What Is Return On Capital Employed (ROCE)?
For those that aren't sure what ROCE is, it measures the amount of pre-tax profits a company can generate from the capital employed in its business. Analysts use this formula to calculate it for Telecom Digital Holdings:
Return on Capital Employed = Earnings Before Interest and Tax (EBIT) ÷ (Total Assets - Current Liabilities)
0.32 = HK$139m ÷ (HK$1.4b - HK$961m) (Based on the trailing twelve months to September 2022).
Therefore, Telecom Digital Holdings has an ROCE of 32%. In absolute terms that's a great return and it's even better than the Specialty Retail industry average of 11%.
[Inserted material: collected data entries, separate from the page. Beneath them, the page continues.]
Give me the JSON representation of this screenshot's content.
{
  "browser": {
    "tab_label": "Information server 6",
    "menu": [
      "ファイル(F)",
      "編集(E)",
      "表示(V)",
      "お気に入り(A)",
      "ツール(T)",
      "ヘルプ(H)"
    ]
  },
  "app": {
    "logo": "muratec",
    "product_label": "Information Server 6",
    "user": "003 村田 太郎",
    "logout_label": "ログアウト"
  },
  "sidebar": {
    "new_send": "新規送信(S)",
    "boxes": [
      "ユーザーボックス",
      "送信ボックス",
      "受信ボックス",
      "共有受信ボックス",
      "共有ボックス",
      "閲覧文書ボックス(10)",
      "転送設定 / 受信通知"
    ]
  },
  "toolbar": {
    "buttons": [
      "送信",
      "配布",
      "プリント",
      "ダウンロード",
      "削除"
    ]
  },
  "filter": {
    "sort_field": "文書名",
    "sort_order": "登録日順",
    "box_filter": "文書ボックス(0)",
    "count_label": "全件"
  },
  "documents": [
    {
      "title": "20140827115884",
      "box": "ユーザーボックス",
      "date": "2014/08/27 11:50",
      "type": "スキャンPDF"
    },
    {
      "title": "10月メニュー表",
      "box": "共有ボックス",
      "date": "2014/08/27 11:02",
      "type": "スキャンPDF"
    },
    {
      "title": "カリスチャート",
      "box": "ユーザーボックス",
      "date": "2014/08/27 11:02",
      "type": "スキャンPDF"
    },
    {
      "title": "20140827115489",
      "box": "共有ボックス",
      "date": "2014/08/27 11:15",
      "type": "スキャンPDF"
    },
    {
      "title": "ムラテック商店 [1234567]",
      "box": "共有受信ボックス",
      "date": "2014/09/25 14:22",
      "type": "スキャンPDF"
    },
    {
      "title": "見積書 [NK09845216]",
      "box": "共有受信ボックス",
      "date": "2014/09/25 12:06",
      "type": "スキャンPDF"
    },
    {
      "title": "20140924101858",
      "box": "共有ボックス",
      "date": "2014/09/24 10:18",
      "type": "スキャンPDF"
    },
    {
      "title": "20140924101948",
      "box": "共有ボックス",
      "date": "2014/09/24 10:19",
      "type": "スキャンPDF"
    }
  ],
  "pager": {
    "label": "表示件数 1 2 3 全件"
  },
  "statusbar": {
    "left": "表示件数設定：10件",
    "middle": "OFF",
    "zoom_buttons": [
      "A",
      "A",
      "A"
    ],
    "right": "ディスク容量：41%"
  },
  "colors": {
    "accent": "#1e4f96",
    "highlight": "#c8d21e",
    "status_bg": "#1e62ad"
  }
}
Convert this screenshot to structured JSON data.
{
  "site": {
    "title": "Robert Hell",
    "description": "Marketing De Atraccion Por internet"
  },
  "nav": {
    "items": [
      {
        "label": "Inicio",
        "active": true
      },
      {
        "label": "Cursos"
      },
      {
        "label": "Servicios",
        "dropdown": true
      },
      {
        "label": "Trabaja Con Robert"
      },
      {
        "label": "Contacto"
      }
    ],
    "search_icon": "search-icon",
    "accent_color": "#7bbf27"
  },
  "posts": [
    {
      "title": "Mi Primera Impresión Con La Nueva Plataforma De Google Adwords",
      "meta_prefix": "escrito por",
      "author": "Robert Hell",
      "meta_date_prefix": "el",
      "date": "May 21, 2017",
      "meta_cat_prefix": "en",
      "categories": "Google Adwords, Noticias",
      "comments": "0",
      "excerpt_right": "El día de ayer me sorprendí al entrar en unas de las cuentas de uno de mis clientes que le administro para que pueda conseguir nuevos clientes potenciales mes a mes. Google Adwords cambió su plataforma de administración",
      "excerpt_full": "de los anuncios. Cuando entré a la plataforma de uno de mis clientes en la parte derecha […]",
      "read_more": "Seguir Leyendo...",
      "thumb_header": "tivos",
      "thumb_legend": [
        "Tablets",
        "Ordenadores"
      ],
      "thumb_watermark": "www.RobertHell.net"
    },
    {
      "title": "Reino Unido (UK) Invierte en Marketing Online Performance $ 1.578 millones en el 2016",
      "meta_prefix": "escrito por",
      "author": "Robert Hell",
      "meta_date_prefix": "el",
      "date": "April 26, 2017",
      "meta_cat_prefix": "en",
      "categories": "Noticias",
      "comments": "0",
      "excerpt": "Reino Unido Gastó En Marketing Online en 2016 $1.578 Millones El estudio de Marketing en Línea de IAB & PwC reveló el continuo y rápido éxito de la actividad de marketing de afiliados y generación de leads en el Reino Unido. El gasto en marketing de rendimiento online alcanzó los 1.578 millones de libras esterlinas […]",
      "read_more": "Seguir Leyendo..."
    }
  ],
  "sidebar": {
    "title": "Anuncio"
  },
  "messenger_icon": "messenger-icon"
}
Check out our latest analysis for Telecom Digital Holdings
While the past is not representative of the future, it can be helpful to know how a company has performed historically, which is why we have this chart above. If you'd like to look at how Telecom Digital Holdings has performed in the past in other metrics, you can view this free graph of past earnings, revenue and cash flow.
What Can We Tell From Telecom Digital Holdings' ROCE Trend?
Telecom Digital Holdings deserves to be commended in regards to it's returns. The company has consistently earned 32% for the last five years, and the capital employed within the business has risen 49% in that time. Now considering ROCE is an attractive 32%, this combination is actually pretty appealing because it means the business can consistently put money to work and generate these high returns. You'll see this when looking at well operated businesses or favorable business models.
Another point to note, we noticed the company has increased current liabilities over the last five years. This is intriguing because if current liabilities hadn't increased to 69% of total assets, this reported ROCE would probably be less than32% because total capital employed would be higher.The 32% ROCE could be even lower if current liabilities weren't 69% of total assets, because the the formula would show a larger base of total capital employed. So with current liabilities at such high levels, this effectively means the likes of suppliers or short-term creditors are funding a meaningful part of the business, which in some instances can bring some risks.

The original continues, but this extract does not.